In particular, recent surveys are revealing near-Earth objects or NEOs, including asteroids we've never seen before. When it comes to understanding Solar System history and planet formation, finding and tracking these asteroids could be crucial.

Astronomer Scott Sheppard, from the Carnegie Institution for Science in Washington DC, has reported on some of the NEOs that are being found between Earth and the Sun – and the discoveries are only just beginning.

"New telescopic surveys are braving the Sun's glare and searching for asteroids toward the Sun during twilight," writes Sheppard in a column in the latest Science journal.

"These surveys have found many previously undiscovered asteroids interior to Earth."

The discoveries include the first asteroid with an orbit interior to Venus (named 'Ayló'chaxnim 2020 AV2), and the asteroid that currently has the shortest-known orbital period around the Sun (named 2021 PH27).

While modeling has predicted that these asteroids should exist, now telescopes such as the Zwicky Transient Facility camera in California and the National Science Foundation's Blanco 4-meter telescope in Chile – with the Dark Energy Camera (DECam) attached – are beginning to actually find them.

These asteroids get categorized based on their position: we have the Atiras (with orbits interior to Earth), Vatiras (with orbits interior to Venus), and the hypothetical Vulcanoids (with orbits interior of Mercury).

What we know from observations of craters on planets and moons is that the numbers of NEOs have been steady over the last few billion years.

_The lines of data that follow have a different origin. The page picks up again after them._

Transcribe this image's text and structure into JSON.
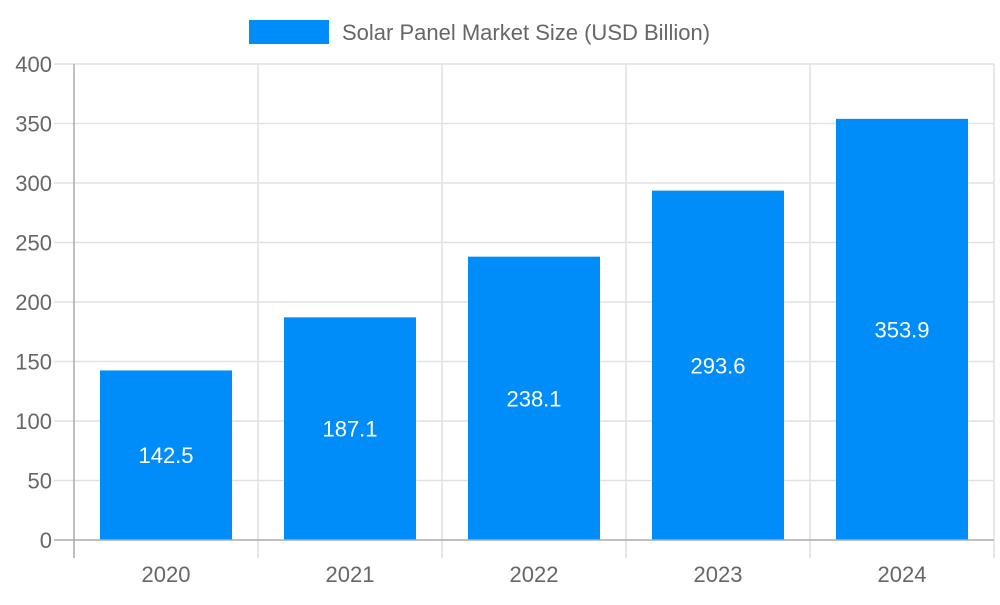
{
  "chart_data": {
    "type": "bar",
    "title": "",
    "xlabel": "",
    "ylabel": "",
    "categories": [
      "2020",
      "2021",
      "2022",
      "2023",
      "2024"
    ],
    "series": [
      {
        "name": "Solar Panel Market Size (USD Billion)",
        "values": [
          142.5,
          187.1,
          238.1,
          293.6,
          353.9
        ],
        "color": "#008cf9"
      }
    ],
    "ylim": [
      0,
      400
    ],
    "yticks": [
      0,
      50,
      100,
      150,
      200,
      250,
      300,
      350,
      400
    ],
    "grid": true,
    "legend_position": "top",
    "data_labels": [
      "142.5",
      "187.1",
      "238.1",
      "293.6",
      "353.9"
    ]
  }
}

Considering their dynamically unstable orbits (of around 10 billion years) and unpredictable movements (caused by exposure to the Sun), that suggests that NEOs are being replenished in some way.

Asteroids can be categorized based on their distance fron the Sun. (V. Cary, AAAS/Science)

"The movement depends on the asteroid's rotation, size, albedo, and distance from the Sun," writes Sheppard. "The smaller an asteroid is and the more sunlight it absorbs, the larger its movement."

These asteroid discoveries should help us to understand more about their movement, and how the number of NEOs has managed to stay steady over such long periods of time. Scientists think that most NEOs are asteroids that have been dislodged from the main belt between Mars and Jupiter.

However, Sheppard points out there might also be stable inner reservoirs of NEOs, providing a steady supply of Atiras and Vatiras. These may feed in and replace asteroids that spin out into the wider Solar System, crash into a planet, or get obliterated by close contact with the Sun.

The smaller the asteroids, the harder they are to spot of course. Scientists estimate that around 90 percent of the so-called 'planet killer' NEOs – those 1 kilometer (0.62 miles) or more across – have already been found.

"The last few unknown 1-km NEOs likely have orbits close to the Sun or high inclinations, which keep them away from the fields of the main NEO surveys," writes Sheppard.

The perspective was published in Science.